Upon receiving salvation in faith alone through Christ alone, we’re instantly justified but not instantly glorified. While counted righteous as embodied beings, we remain vulnerable to sin both spiritually and physically. Christ died in our place and saved us from a second, spiritual death. Still, believers face a first, physical death, which is the wages of sin. Logically, we must die physically and cannot die spiritually, as this is the fate from which we are saved. Because of the fall, we must be temporarily disembodied at death, soul with the Lord and body in decay. Although the soul is fully restored first while the body awaits full restoration in the resurrection, this necessary, sequential separation does not mean the soul is of higher worth than the body.
The hedonist thinks, the body doesn’t matter so I can do what I want with it, which creates licentious living. The Gnostic thinks God would never have anything to do with the material realm, which spawned Christological heresies. The ascetic thinks true piety entails separation from lowly, physical realities, which leads to isolation from others and separation from the world. Whether or not we actively realize it, we might operate by one of these mentalities or a related variation of them.
Christians must be able to recognize and guard against misconceptions like these that devalue the body. And for biblical counselors, it’s even more critical that they do not perpetuate such misconceptions, as they might confound or exacerbate bodily issues in their counselee.
In the case of a counselee who engages in self-harming behaviors, the counselor must be ready with Scripture to provide motivation for treating the body in God-honoring ways.
If the counselee exhibits physical manifestations of chronic stress, will the counselor recognize them as indicators of internal emotional, mental, and/or spiritual struggles?
If the counselee sees himself or his identity as separate from his body, how can the counselor counter that mindset if he also holds a hierarchical view of soul over body?
When counseling someone with a porn addiction, a counselor must present a convincing case from Scripture that God cares about what we do with our bodies.

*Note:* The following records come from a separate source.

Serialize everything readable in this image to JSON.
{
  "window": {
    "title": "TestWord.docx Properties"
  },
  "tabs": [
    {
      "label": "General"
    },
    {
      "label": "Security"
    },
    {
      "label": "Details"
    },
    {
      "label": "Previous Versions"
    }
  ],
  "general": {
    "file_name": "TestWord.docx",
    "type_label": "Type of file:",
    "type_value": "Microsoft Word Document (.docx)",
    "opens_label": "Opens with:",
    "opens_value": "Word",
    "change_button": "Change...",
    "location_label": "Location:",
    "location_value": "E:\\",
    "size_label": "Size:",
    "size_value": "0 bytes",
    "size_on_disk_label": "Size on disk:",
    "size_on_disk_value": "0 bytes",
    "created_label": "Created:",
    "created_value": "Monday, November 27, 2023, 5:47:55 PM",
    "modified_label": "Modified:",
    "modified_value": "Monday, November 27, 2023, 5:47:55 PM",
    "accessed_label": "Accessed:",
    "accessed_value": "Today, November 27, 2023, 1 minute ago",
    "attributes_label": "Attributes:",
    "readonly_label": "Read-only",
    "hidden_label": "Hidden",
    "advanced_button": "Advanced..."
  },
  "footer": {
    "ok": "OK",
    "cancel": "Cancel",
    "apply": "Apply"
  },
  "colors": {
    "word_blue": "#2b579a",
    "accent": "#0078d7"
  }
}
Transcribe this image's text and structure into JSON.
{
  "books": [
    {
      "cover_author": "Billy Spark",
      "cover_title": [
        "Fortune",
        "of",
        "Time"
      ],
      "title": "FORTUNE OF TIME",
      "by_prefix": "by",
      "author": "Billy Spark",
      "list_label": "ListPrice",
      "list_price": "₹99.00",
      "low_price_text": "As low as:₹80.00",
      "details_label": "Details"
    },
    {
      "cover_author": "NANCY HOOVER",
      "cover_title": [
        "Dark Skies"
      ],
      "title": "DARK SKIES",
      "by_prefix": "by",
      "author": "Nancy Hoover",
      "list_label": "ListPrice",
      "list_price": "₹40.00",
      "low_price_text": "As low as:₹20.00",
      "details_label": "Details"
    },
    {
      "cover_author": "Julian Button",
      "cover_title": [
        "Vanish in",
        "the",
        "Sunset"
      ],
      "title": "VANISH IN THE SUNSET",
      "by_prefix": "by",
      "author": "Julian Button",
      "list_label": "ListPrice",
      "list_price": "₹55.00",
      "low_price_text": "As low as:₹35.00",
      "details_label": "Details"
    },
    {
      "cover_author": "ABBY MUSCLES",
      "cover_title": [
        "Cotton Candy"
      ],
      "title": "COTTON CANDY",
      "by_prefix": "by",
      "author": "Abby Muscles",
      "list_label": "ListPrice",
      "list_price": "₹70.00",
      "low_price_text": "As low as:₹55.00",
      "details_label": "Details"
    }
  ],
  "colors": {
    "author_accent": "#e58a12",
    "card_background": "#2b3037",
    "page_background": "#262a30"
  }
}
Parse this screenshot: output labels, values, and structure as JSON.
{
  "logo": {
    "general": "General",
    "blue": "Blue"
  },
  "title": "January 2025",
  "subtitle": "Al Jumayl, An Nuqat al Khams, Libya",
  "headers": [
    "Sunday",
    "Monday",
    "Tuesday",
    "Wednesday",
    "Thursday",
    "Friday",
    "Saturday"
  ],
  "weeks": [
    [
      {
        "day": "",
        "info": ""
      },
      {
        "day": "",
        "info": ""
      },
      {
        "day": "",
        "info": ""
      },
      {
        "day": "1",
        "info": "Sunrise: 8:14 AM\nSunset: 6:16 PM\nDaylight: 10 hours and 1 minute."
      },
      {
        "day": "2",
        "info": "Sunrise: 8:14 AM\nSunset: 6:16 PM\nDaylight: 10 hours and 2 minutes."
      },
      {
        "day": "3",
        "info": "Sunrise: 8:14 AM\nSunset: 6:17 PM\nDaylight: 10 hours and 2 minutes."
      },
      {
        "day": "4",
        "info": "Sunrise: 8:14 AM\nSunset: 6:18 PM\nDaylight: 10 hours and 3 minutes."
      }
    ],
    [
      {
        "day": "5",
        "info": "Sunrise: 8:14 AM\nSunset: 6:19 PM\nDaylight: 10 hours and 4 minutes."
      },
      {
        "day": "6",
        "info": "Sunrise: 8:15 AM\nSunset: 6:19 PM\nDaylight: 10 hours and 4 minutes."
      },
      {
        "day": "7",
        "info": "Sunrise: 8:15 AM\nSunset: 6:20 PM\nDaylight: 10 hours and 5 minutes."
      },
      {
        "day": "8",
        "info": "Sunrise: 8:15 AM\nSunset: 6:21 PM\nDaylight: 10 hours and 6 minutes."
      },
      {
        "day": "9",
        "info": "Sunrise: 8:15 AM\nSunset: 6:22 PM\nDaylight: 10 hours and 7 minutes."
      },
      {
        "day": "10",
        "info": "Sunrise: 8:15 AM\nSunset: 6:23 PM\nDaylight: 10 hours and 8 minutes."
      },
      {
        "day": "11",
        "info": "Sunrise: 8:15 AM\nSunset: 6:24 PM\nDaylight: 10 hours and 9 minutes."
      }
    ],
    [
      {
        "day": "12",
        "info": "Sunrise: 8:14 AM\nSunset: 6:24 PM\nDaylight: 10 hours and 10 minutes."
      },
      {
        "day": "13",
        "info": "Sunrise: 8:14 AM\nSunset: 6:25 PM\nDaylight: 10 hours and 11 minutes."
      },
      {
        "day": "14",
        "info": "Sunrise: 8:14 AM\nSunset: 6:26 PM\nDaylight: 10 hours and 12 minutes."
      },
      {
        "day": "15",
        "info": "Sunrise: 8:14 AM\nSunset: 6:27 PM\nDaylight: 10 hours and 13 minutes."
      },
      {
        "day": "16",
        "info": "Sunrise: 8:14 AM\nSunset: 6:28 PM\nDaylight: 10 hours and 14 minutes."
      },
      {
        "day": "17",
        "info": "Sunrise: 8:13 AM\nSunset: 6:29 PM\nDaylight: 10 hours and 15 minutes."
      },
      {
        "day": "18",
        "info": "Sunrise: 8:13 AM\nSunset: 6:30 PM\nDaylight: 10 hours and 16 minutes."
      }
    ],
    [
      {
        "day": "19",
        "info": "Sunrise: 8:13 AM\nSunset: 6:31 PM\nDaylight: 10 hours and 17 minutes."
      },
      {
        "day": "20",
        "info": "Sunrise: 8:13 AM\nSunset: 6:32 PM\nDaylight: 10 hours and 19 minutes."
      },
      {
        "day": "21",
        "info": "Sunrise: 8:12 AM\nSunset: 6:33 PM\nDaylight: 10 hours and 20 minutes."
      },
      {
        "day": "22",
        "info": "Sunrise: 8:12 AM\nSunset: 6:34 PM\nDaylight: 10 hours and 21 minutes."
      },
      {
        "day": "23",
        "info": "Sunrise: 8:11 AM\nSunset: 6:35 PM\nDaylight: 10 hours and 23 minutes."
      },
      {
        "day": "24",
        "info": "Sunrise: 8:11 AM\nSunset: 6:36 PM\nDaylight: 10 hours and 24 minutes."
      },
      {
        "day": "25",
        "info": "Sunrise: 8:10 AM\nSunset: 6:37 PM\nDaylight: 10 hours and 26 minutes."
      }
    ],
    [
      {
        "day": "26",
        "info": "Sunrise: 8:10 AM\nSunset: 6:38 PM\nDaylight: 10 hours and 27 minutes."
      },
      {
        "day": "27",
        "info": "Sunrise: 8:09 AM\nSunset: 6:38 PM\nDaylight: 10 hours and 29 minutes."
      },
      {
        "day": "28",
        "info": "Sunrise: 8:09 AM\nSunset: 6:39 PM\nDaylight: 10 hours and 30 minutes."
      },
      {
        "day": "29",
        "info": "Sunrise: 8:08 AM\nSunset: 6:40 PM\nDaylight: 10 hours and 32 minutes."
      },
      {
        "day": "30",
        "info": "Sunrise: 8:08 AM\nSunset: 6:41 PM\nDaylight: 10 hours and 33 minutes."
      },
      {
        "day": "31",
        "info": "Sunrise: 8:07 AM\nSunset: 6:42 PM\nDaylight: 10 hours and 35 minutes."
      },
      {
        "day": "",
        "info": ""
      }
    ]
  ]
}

How will a counselee’s efforts to fight an eating disorder be sustained if the counselor fails to connect bodily care to glorifying God with the body?
When a counselee dismisses the connection between a lack of spiritual disciplines and apathy towards physical disciplines, the counselor needs to give a biblical understanding of our psychosomatic connection as embodied beings.
Biblical counselors will handle many situations that make a TOB necessary, but gender dysphoria may be the most critical. If biblical counselors hold a low view of the body, how can they treat their counselees who are anti-body? If counselors lack a biblical understanding of the body and struggle with a biblical response to transgenderism, how will they be able to help those who detransition?
Plainly, biblical counselors need a framework for soul care that understands and incorporates body care as well. If you, as an embodied being counsel another embodied being, you can’t look at their issues in isolation. They may come to you with problems relating to their spiritual life, but those issues materialize through their physical life. Or they may come to you for struggles that manifest in external harm, but those struggles indicate internal turmoil. The whole person matters.
As biblical counselors, a theology of the body will help you confidently stand on a biblical worldview that doesn’t demean or distort physical realities. This stance completely contradicts our culture, which means the truth claims at the outset of this post are exactly what your counselee needs in such confusing, physical-reality-denying times. For when both soul and body are understood as critical aspects of your counselee’s personhood, your care will be enhanced; the whole person will be treated, and the gospel will fully impact your counselee who bears God’s image as an embodied being.